Hypothesis: We predict that active spTMS will significantly lower craving for nicotine compared with sham spTMS.
Study population: Subjects will be up to 73 adult cigarette smokers (averaging greater than or equal to 10 cigarettes daily for greater than or equal to one year) with current nicotine dependence (based on DSM-IV criteria or Faerstrom Test for Nicotine Dependence score greater than or equal to 3). Subjects will not have other current major psychiatric disorders or substance abuse. Subjects in the pilot phase (one fMRI and one TMS session to valid brain mapping procedures) will be up to 25 healthy non-smokers.
Design: Following a baseline day to evaluate subject characteristics, subjects will be randomly assigned to receive 5 days of active or sham spTMS session. spTMS at strength 120 percent of the motor threshold will be applied to the prefrontal cortex (PFC) using a figure-eight coil. Magnetic pulses will be triggered by cigarette-related pictorial cues and delivered at varying intervals prior to presentation of a cigarette-related picture. TMS pulses will not be delivered during emotionally salient images unrelated to nicotine or emotionally neutral images. Brain site localization will use a computerized navigation system based on functional and structural MRI scans obtained before the first session.
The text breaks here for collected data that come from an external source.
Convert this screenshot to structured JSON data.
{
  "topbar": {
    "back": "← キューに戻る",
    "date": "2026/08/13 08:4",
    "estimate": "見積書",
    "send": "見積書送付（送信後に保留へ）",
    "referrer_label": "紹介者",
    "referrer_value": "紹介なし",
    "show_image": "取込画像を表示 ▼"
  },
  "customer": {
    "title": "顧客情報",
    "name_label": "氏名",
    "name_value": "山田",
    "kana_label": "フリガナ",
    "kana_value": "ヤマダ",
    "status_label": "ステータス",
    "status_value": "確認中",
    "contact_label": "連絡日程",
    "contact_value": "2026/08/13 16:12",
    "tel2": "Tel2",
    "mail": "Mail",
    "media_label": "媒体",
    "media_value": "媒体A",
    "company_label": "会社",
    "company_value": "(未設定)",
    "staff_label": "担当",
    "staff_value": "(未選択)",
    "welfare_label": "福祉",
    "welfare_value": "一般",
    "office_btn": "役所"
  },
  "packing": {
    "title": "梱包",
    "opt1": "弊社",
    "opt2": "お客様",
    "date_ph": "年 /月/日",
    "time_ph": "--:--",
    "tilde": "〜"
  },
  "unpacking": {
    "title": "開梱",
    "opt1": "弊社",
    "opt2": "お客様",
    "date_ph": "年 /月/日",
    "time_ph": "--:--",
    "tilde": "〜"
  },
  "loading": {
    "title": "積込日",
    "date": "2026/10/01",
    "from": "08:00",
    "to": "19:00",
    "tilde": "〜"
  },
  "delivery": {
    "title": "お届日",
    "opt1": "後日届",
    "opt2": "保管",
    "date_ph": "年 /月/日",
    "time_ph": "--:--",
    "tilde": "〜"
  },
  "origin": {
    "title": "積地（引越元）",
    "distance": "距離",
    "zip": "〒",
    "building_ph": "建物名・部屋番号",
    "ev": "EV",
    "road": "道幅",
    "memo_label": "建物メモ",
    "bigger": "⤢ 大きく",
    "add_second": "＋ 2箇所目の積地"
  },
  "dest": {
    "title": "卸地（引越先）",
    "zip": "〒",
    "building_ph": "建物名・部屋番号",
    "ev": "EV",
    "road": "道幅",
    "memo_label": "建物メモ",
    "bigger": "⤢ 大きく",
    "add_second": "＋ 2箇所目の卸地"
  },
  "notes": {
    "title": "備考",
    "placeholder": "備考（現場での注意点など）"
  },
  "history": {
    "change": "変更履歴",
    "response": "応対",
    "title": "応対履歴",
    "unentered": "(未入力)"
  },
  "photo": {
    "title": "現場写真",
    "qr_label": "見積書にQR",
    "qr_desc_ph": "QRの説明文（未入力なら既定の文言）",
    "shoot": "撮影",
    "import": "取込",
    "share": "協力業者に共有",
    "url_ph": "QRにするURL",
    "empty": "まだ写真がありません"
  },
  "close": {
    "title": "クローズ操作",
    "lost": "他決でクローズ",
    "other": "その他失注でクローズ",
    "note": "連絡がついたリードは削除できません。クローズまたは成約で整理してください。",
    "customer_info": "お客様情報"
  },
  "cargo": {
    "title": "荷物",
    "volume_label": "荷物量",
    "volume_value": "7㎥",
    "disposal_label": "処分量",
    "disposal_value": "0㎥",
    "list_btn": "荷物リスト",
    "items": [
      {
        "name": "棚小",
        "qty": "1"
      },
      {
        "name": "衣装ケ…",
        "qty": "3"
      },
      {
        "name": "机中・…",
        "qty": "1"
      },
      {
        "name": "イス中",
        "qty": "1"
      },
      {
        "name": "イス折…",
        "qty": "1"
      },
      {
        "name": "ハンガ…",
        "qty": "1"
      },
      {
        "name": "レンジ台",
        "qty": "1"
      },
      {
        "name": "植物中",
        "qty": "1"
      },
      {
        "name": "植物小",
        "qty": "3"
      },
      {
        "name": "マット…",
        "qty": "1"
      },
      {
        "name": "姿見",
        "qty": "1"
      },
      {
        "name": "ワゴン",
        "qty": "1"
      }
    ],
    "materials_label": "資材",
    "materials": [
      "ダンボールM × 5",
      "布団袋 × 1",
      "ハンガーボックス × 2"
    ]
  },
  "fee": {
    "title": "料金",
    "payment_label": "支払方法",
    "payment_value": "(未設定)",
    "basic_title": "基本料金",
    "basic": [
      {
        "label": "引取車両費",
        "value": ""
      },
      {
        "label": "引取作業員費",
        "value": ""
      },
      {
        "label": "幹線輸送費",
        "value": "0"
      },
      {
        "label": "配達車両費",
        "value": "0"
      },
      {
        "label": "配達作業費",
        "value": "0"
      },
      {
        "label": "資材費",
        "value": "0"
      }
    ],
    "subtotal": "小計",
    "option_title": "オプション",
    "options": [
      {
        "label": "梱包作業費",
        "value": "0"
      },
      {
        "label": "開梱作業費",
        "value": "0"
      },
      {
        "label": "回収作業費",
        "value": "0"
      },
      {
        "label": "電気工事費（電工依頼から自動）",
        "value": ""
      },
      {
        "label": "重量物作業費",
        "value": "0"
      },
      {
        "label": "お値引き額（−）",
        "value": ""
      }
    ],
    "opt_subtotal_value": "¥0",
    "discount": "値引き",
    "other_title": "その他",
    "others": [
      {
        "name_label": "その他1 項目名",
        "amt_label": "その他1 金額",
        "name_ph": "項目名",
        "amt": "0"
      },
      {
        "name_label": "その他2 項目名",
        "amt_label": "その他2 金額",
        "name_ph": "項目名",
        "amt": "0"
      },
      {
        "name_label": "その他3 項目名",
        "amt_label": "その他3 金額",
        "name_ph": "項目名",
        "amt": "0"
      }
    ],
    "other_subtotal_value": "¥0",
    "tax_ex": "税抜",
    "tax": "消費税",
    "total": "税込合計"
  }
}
Each session (lasting around 20 minutes) will consist of 108 trials (cue presentations): 72 with nicotine-associated cues and 18 each with non-drug-associated positive or neutral cues. Subjects return for follow-up fMRI and behavioral assessments one and two weeks after the final TMS session.
Outcome measures: The primary outcome measure will be nicotine craving assessed with the Tobacco Craving Questionnaire and visual analog scales before and after every TMS session and at one- and two-week follow-up. Secondary outcome measures will include cigarette smoking over the test period and at follow-up assessed by self-report, salivary cotinine levels, and expired breath CO levels. A follow-up fMRI will evaluate changes in regional brain activity associated with changes in craving and TMS treatments.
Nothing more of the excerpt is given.